Many people feel that 3.3 is the safest bet for the next year. Some of us
want to keep real world production sites running with real world
constraints. Those of us can postpone using the beautiful new features of
Catalina but still need something a bit better than 3.2.


> My question that I'm going to bring up at the PMC meeting is:
>
> Where does it stop? If we release 3.3 and there are bugs in it, do we then
> release 3.3.1...3.3.2...3.3.3...3.4...etc...or do we call it quits on that
> tree and focus on 4.0?

Sam and others already stated that 3.3 is easier to maintain. They did take
a look at the code.

You don't believe them?

> Costin has already stated that he is going to disappear. I have
> yet to see a
> real solid answer on *when* he is going to disappear, but that probably
> primarily depends on whether or not there will be a 3.3 release from the
> Jakarta Project (as decided by the PMC).

He also did most of the commits in 3.2. At least, even if he disappears, he
is leaving behind something easier to maintain.

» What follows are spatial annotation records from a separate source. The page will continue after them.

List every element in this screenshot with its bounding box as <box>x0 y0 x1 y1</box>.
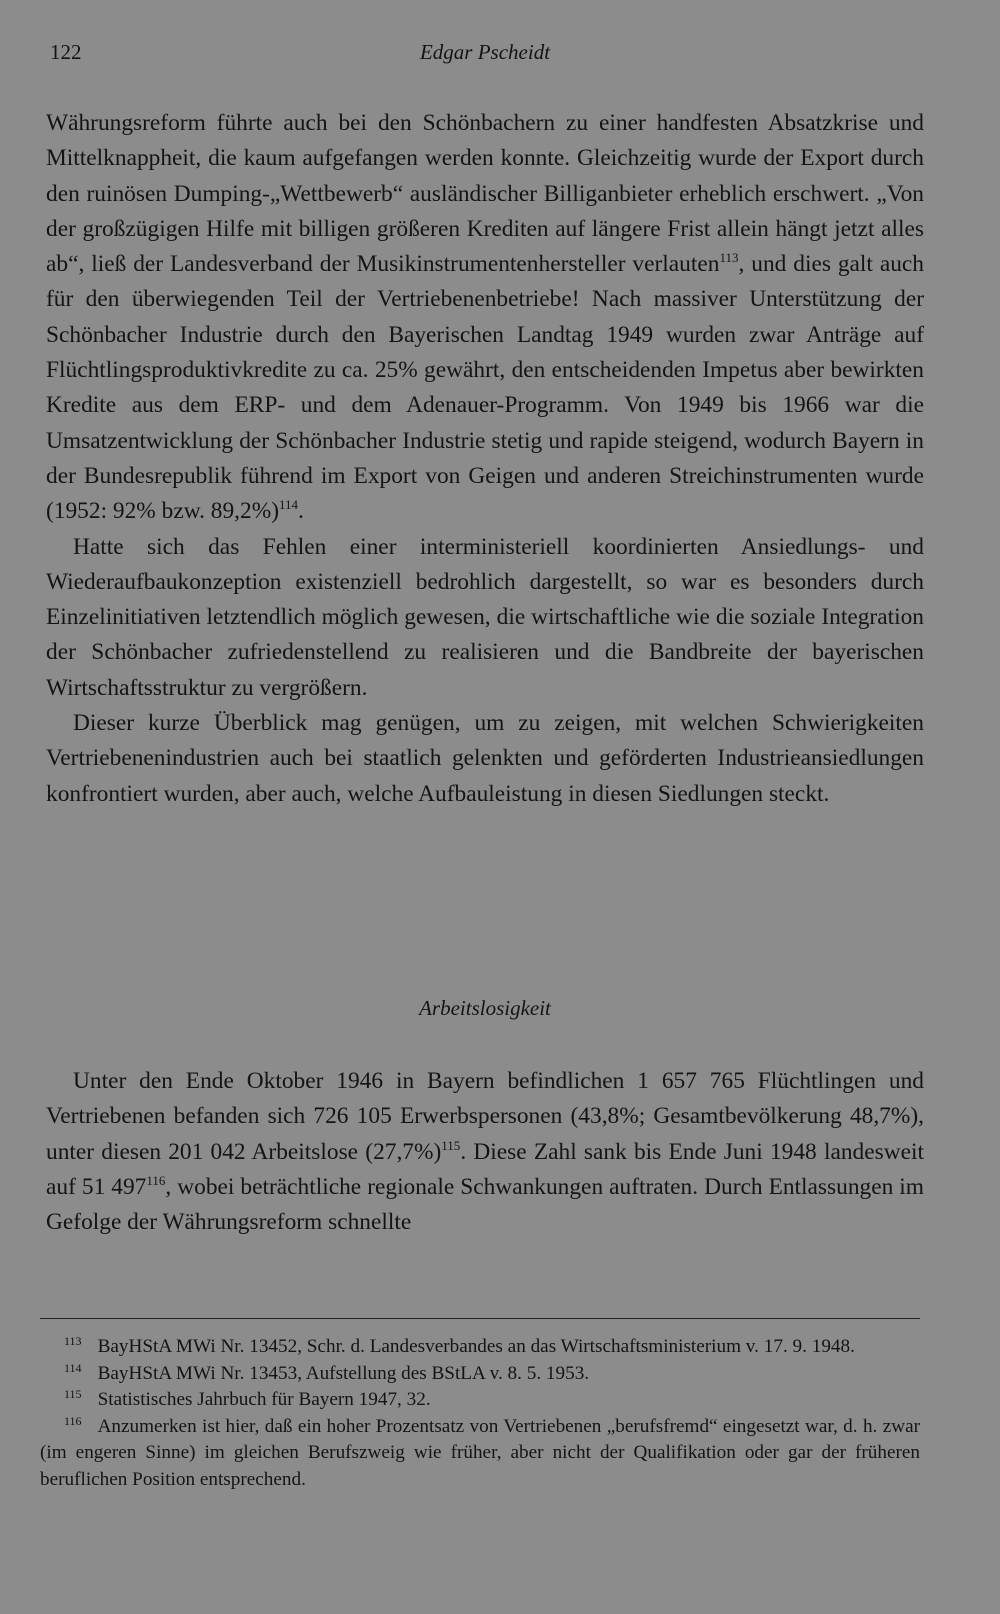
paragraph-text: , und dies galt auch für den überwiegenden Teil der Vertriebenenbetriebe! Nach massiver Unterstützung der Schönbacher Industrie durch den Bayerischen Landtag 1949 wurden zwar Anträge auf Flüchtlingsproduktivkredite zu ca. 25% gewährt, den entscheidenden Impetus aber bewirkten Kredite aus dem ERP- und dem Adenauer-Programm. Von 1949 bis 1966 war die Umsatzentwicklung der Schönbacher Industrie stetig und rapide steigend, wodurch Bayern in der Bundesrepublik führend im Export von Geigen und anderen Streichinstrumenten wurde (1952: 92% bzw. 89,2%) <box>46 251 924 525</box>
footnote-113 <box>40 1334 920 1361</box>
paragraph-1 <box>46 106 924 530</box>
footnote-ref-113: 113 <box>719 250 739 266</box>
footnote-text: Statistisches Jahrbuch für Bayern 1947, 32. <box>97 1389 431 1410</box>
section-heading: Arbeitslosigkeit <box>419 996 551 1020</box>
footnote-number: 116 <box>64 1413 82 1428</box>
footnote-115 <box>40 1387 920 1414</box>
footnote-number: 114 <box>64 1360 82 1375</box>
footnote-ref-115: 115 <box>441 1137 461 1153</box>
paragraph-text: Unter den Ende Oktober 1946 in Bayern befindlichen 1 657 765 Flüchtlingen und Vertriebenen befanden sich 726 105 Erwerbspersonen (43,8%; Gesamtbevölkerung 48,7%), unter diesen 201 042 Arbeitslose (27,7%) <box>46 1068 924 1165</box>
paragraph-text: Währungsreform führte auch bei den Schönbachern zu einer handfesten Absatzkrise und Mittelknappheit, die kaum aufgefangen werden konnte. Gleichzeitig wurde der Export durch den ruinösen Dumping-„Wettbewerb“ ausländischer Billiganbieter erheblich erschwert. „Von der großzügigen Hilfe mit billigen größeren Krediten auf längere Frist allein hängt jetzt alles ab“, ließ der Landesverband der Musikinstrumentenhersteller verlauten <box>46 110 924 278</box>
paragraph-text: . Diese Zahl sank bis Ende Juni 1948 landesweit auf 51 497 <box>46 1138 924 1200</box>
main-text <box>46 106 924 812</box>
footnote-text: BayHStA MWi Nr. 13452, Schr. d. Landesverbandes an das Wirtschaftsministerium v. 17. 9. 1948. <box>97 1336 855 1357</box>
footnote-number: 115 <box>64 1387 82 1401</box>
section-text <box>46 1064 924 1240</box>
page-number: 122 <box>50 40 82 64</box>
footnote-text: BayHStA MWi Nr. 13453, Aufstellung des BStLA v. 8. 5. 1953. <box>97 1362 590 1384</box>
running-head: Edgar Pscheidt <box>419 40 551 64</box>
paragraph-text: . <box>298 498 304 525</box>
footnotes <box>40 1334 920 1493</box>
footnote-114 <box>40 1361 920 1388</box>
footnote-divider <box>40 1318 920 1319</box>
section-paragraph <box>46 1064 924 1240</box>
footnote-ref-116: 116 <box>146 1172 166 1188</box>
footnote-116 <box>40 1414 920 1494</box>
footnote-ref-114: 114 <box>279 497 299 513</box>
footnote-text: Anzumerken ist hier, daß ein hoher Prozentsatz von Vertriebenen „berufsfremd“ eingesetzt war, d. h. zwar (im engeren Sinne) im gleichen Berufszweig wie früher, aber nicht der Qualifikation oder gar der früheren beruflichen Position entsprechend. <box>40 1415 920 1490</box>
page-header <box>50 40 920 74</box>
paragraph-3: Dieser kurze Überblick mag genügen, um zu zeigen, mit welchen Schwierigkeiten Vertriebenenindustrien auch bei staatlich gelenkten und geförderten Industrieansiedlungen konfrontiert wurden, aber auch, welche Aufbauleistung in diesen Siedlungen steckt. <box>46 710 924 807</box>
paragraph-2: Hatte sich das Fehlen einer interministeriell koordinierten Ansiedlungs- und Wiederaufbaukonzeption existenziell bedrohlich dargestellt, so war es besonders durch Einzelinitiativen letztendlich möglich gewesen, die wirtschaftliche wie die soziale Integration der Schönbacher zufriedenstellend zu realisieren und die Bandbreite der bayerischen Wirtschaftsstruktur zu vergrößern. <box>46 533 924 701</box>
footnote-number: 113 <box>64 1334 82 1348</box>
paragraph-text: , wobei beträchtliche regionale Schwankungen auftraten. Durch Entlassungen im Gefolge der Währungsreform schnellte <box>46 1173 924 1236</box>
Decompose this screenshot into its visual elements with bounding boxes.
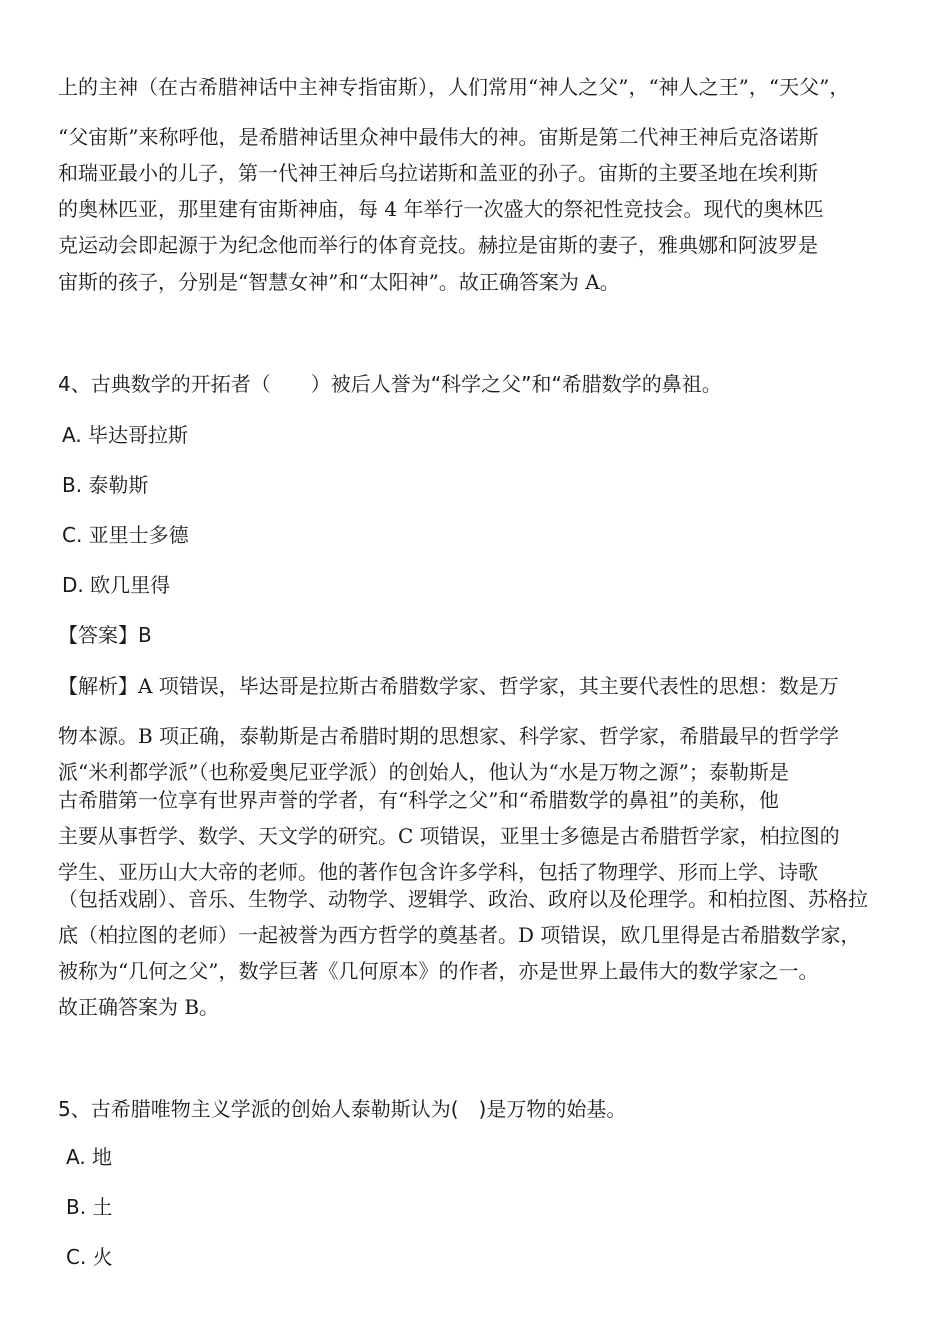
question-text: 4、古典数学的开拓者（ ）被后人誉为“科学之父”和“希腊数学的鼻祖。 bbox=[58, 372, 722, 396]
paragraph-line: 底（柏拉图的老师）一起被誉为西方哲学的奠基者。D 项错误，欧几里得是古希腊数学家， bbox=[58, 923, 861, 947]
paragraph-line: 主要从事哲学、数学、天文学的研究。C 项错误，亚里士多德是古希腊哲学家，柏拉图的 bbox=[58, 824, 840, 848]
question-text: 5、古希腊唯物主义学派的创始人泰勒斯认为( )是万物的始基。 bbox=[58, 1097, 627, 1121]
paragraph-line: 克运动会即起源于为纪念他而举行的体育竞技。赫拉是宙斯的妻子，雅典娜和阿波罗是 bbox=[58, 233, 818, 257]
paragraph-line: 上的主神（在古希腊神话中主神专指宙斯），人们常用“神人之父”，“神人之王”，“天父”， bbox=[58, 75, 850, 99]
paragraph-line: （包括戏剧）、音乐、生物学、动物学、逻辑学、政治、政府以及伦理学。和柏拉图、苏格拉 bbox=[58, 887, 868, 911]
paragraph-line: 物本源。B 项正确，泰勒斯是古希腊时期的思想家、科学家、哲学家，希腊最早的哲学学 bbox=[58, 724, 840, 748]
paragraph-line: 派“米利都学派”（也称爱奥尼亚学派）的创始人，他认为“水是万物之源”；泰勒斯是 bbox=[58, 760, 789, 784]
option-c: C. 亚里士多德 bbox=[62, 523, 189, 547]
paragraph-line: 【解析】A 项错误，毕达哥是拉斯古希腊数学家、哲学家，其主要代表性的思想：数是万 bbox=[58, 674, 839, 698]
option-c: C. 火 bbox=[66, 1245, 113, 1269]
option-b: B. 泰勒斯 bbox=[62, 473, 149, 497]
answer-label: 【答案】B bbox=[58, 623, 152, 647]
option-a: A. 毕达哥拉斯 bbox=[62, 423, 189, 447]
paragraph-line: 的奥林匹亚，那里建有宙斯神庙，每 4 年举行一次盛大的祭祀性竞技会。现代的奥林匹 bbox=[58, 197, 824, 221]
paragraph-line: 古希腊第一位享有世界声誉的学者，有“科学之父”和“希腊数学的鼻祖”的美称，他 bbox=[58, 788, 779, 812]
paragraph-line: 宙斯的孩子，分别是“智慧女神”和“太阳神”。故正确答案为 A。 bbox=[58, 270, 620, 294]
paragraph-line: 故正确答案为 B。 bbox=[58, 995, 220, 1019]
paragraph-line: 学生、亚历山大大帝的老师。他的著作包含许多学科，包括了物理学、形而上学、诗歌 bbox=[58, 860, 818, 884]
paragraph-line: 和瑞亚最小的儿子，第一代神王神后乌拉诺斯和盖亚的孙子。宙斯的主要圣地在埃利斯 bbox=[58, 161, 818, 185]
option-b: B. 土 bbox=[66, 1195, 113, 1219]
option-a: A. 地 bbox=[66, 1145, 113, 1169]
paragraph-line: 被称为“几何之父”，数学巨著《几何原本》的作者，亦是世界上最伟大的数学家之一。 bbox=[58, 959, 819, 983]
option-d: D. 欧几里得 bbox=[62, 573, 171, 597]
paragraph-line: “父宙斯”来称呼他，是希腊神话里众神中最伟大的神。宙斯是第二代神王神后克洛诺斯 bbox=[58, 125, 819, 149]
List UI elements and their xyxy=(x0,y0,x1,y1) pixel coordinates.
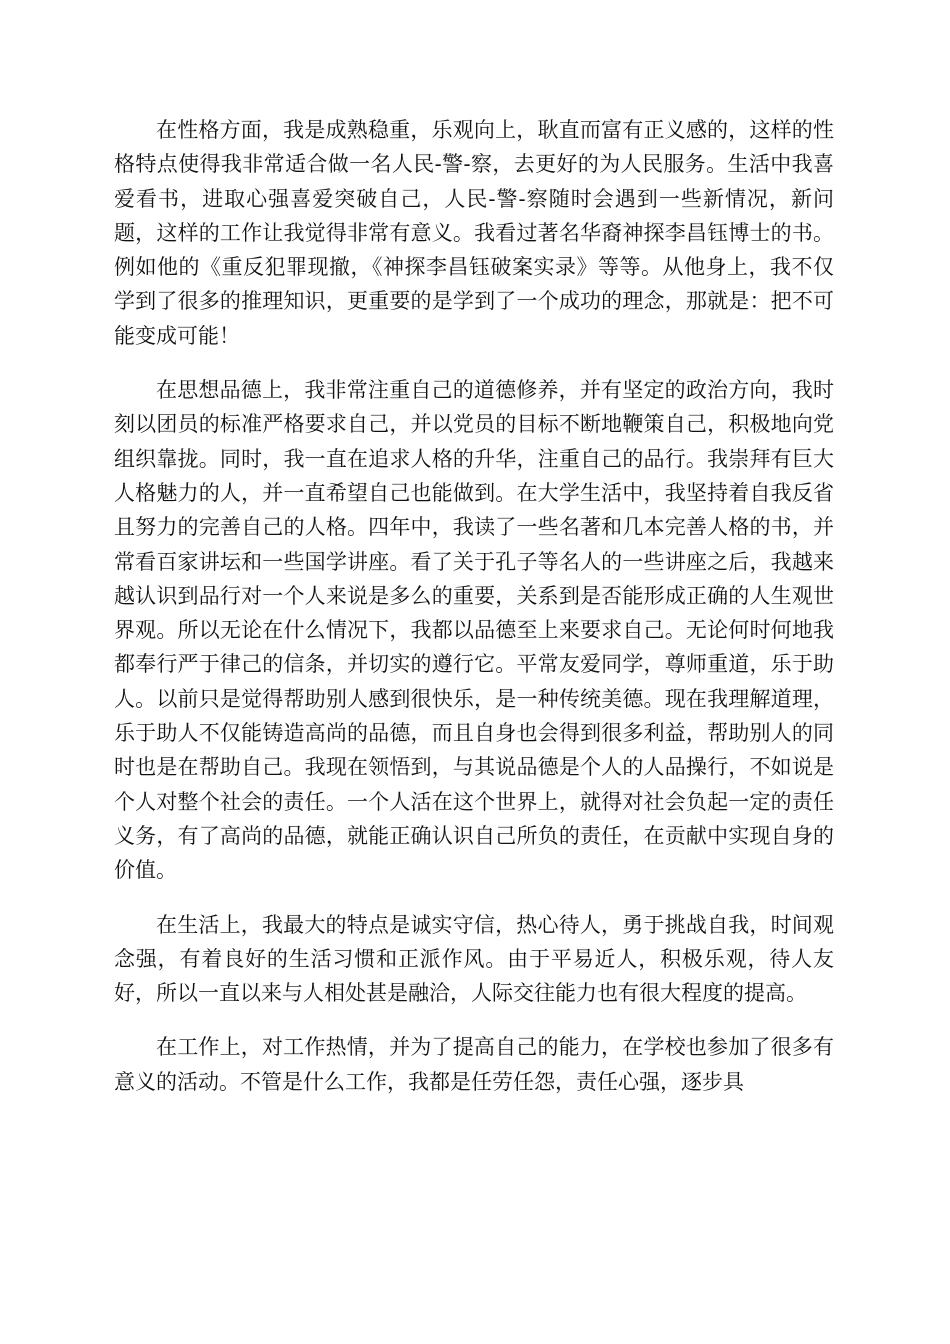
document-page xyxy=(114,113,834,1119)
paragraph-life: 在生活上，我最大的特点是诚实守信，热心待人，勇于挑战自我，时间观念强，有着良好的生活习惯和正派作风。由于平易近人，积极乐观，待人友好，所以一直以来与人相处甚是融洽，人际交往能力也有很大程度的提高。 xyxy=(114,912,834,1006)
paragraph-personality: 在性格方面，我是成熟稳重，乐观向上，耿直而富有正义感的，这样的性格特点使得我非常适合做一名人民-警-察，去更好的为人民服务。生活中我喜爱看书，进取心强喜爱突破自己，人民-警-察随时会遇到一些新情况，新问题，这样的工作让我觉得非常有意义。我看过著名华裔神探李昌钰博士的书。例如他的《重反犯罪现撤，《神探李昌钰破案实录》等等。从他身上，我不仅学到了很多的推理知识，更重要的是学到了一个成功的理念，那就是：把不可能变成可能！ xyxy=(114,118,834,348)
paragraph-morality: 在思想品德上，我非常注重自己的道德修养，并有坚定的政治方向，我时刻以团员的标准严格要求自己，并以党员的目标不断地鞭策自己，积极地向党组织靠拢。同时，我一直在追求人格的升华，注重自己的品行。我崇拜有巨大人格魅力的人，并一直希望自己也能做到。在大学生活中，我坚持着自我反省且努力的完善自己的人格。四年中，我读了一些名著和几本完善人格的书，并常看百家讲坛和一些国学讲座。看了关于孔子等名人的一些讲座之后，我越来越认识到品行对一个人来说是多么的重要，关系到是否能形成正确的人生观世界观。所以无论在什么情况下，我都以品德至上来要求自己。无论何时何地我都奉行严于律己的信条，并切实的遵行它。平常友爱同学，尊师重道，乐于助人。以前只是觉得帮助别人感到很快乐，是一种传统美德。现在我理解道理，乐于助人不仅能铸造高尚的品德，而且自身也会得到很多利益，帮助别人的同时也是在帮助自己。我现在领悟到，与其说品德是个人的人品操行，不如说是个人对整个社会的责任。一个人活在这个世界上，就得对社会负起一定的责任义务，有了高尚的品德，就能正确认识自己所负的责任，在贡献中实现自身的价值。 xyxy=(114,378,834,883)
paragraph-work: 在工作上，对工作热情，并为了提高自己的能力，在学校也参加了很多有意义的活动。不管是什么工作，我都是任劳任怨，责任心强，逐步具 xyxy=(114,1035,834,1094)
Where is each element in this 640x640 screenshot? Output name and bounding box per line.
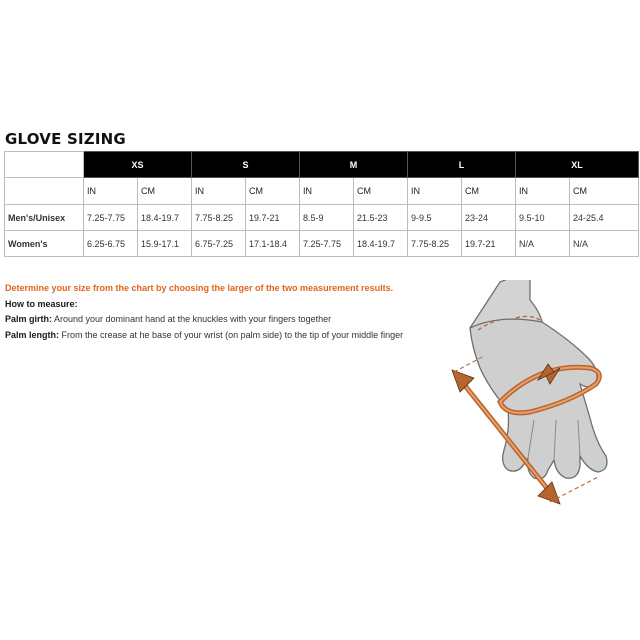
table-cell: 8.5-9	[300, 205, 354, 231]
table-cell: 15.9-17.1	[138, 231, 192, 257]
unit-cell: IN	[192, 178, 246, 205]
size-header-row	[5, 152, 639, 178]
unit-cell: IN	[516, 178, 570, 205]
table-row	[5, 205, 639, 231]
unit-cell: CM	[138, 178, 192, 205]
blank-cell	[5, 178, 84, 205]
table-cell: 24-25.4	[570, 205, 639, 231]
table-cell: 7.75-8.25	[192, 205, 246, 231]
palm-length-line	[5, 328, 403, 344]
table-cell: 21.5-23	[354, 205, 408, 231]
table-cell: 6.25-6.75	[84, 231, 138, 257]
table-cell: 7.25-7.75	[300, 231, 354, 257]
table-cell: 19.7-21	[246, 205, 300, 231]
row-label: Men's/Unisex	[5, 205, 84, 231]
instruction-text: Determine your size from the chart by choosing the larger of the two measurement results.	[5, 283, 394, 293]
palm-length-label: Palm length:	[5, 329, 60, 340]
how-to-heading: How to measure:	[5, 298, 78, 309]
palm-girth-label: Palm girth:	[5, 314, 53, 324]
table-cell: N/A	[570, 231, 639, 257]
unit-cell: IN	[300, 178, 354, 205]
table-cell: 18.4-19.7	[138, 205, 192, 231]
table-row	[5, 231, 639, 257]
palm-girth-text: Around your dominant hand at the knuckles with your fingers together	[52, 314, 332, 324]
table-cell: 7.25-7.75	[84, 205, 138, 231]
measurement-notes	[5, 281, 403, 343]
row-label: Women's	[5, 231, 84, 257]
unit-cell: CM	[570, 178, 639, 205]
table-cell: 23-24	[462, 205, 516, 231]
size-header: XS	[84, 152, 192, 178]
table-cell: 17.1-18.4	[246, 231, 300, 257]
page-title: GLOVE SIZING	[5, 130, 126, 148]
palm-length-text: From the crease at he base of your wrist (on palm side) to the tip of your middle finger	[59, 329, 404, 340]
corner-cell	[5, 152, 84, 178]
size-header: XL	[516, 152, 639, 178]
unit-row	[5, 178, 639, 205]
unit-cell: CM	[354, 178, 408, 205]
size-header: S	[192, 152, 300, 178]
table-cell: 9-9.5	[408, 205, 462, 231]
size-header: L	[408, 152, 516, 178]
unit-cell: CM	[462, 178, 516, 205]
table-cell: 19.7-21	[462, 231, 516, 257]
unit-cell: CM	[246, 178, 300, 205]
unit-cell: IN	[84, 178, 138, 205]
table-cell: N/A	[516, 231, 570, 257]
hand-measure-icon	[430, 280, 640, 510]
table-cell: 18.4-19.7	[354, 231, 408, 257]
unit-cell: IN	[408, 178, 462, 205]
glove-size-table	[4, 151, 639, 257]
table-cell: 6.75-7.25	[192, 231, 246, 257]
palm-girth-line	[5, 312, 403, 328]
table-cell: 7.75-8.25	[408, 231, 462, 257]
table-cell: 9.5-10	[516, 205, 570, 231]
size-header: M	[300, 152, 408, 178]
hand-shape	[470, 319, 607, 479]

> If he decides to disappear after 3.3 is released (which is what he has
> currently stated he will do), then I would be very against making a 3.3
> release within the Jakarta project as the primary developer is
> not going to
> be around to support it. I would much rather see the 3.3 release happen in
> the forum that he is going to be support it under as that will be
> better for
> the community.
>
> Heck, today, anyone could go to sourceforge and do their own
> release of the
> software and call it FooBar 3.3. Same exact code. What is the real
> difference?

The difference is that several valid committers and users might go too. And
those are potential future committers/users that would evolve to Tomcat 4
in one year or less.


Have fun,
Paulo Gaspar

P.S.: It is great to see how your manage your heavy schedule with such
skill that you find time to keep all this fight going on.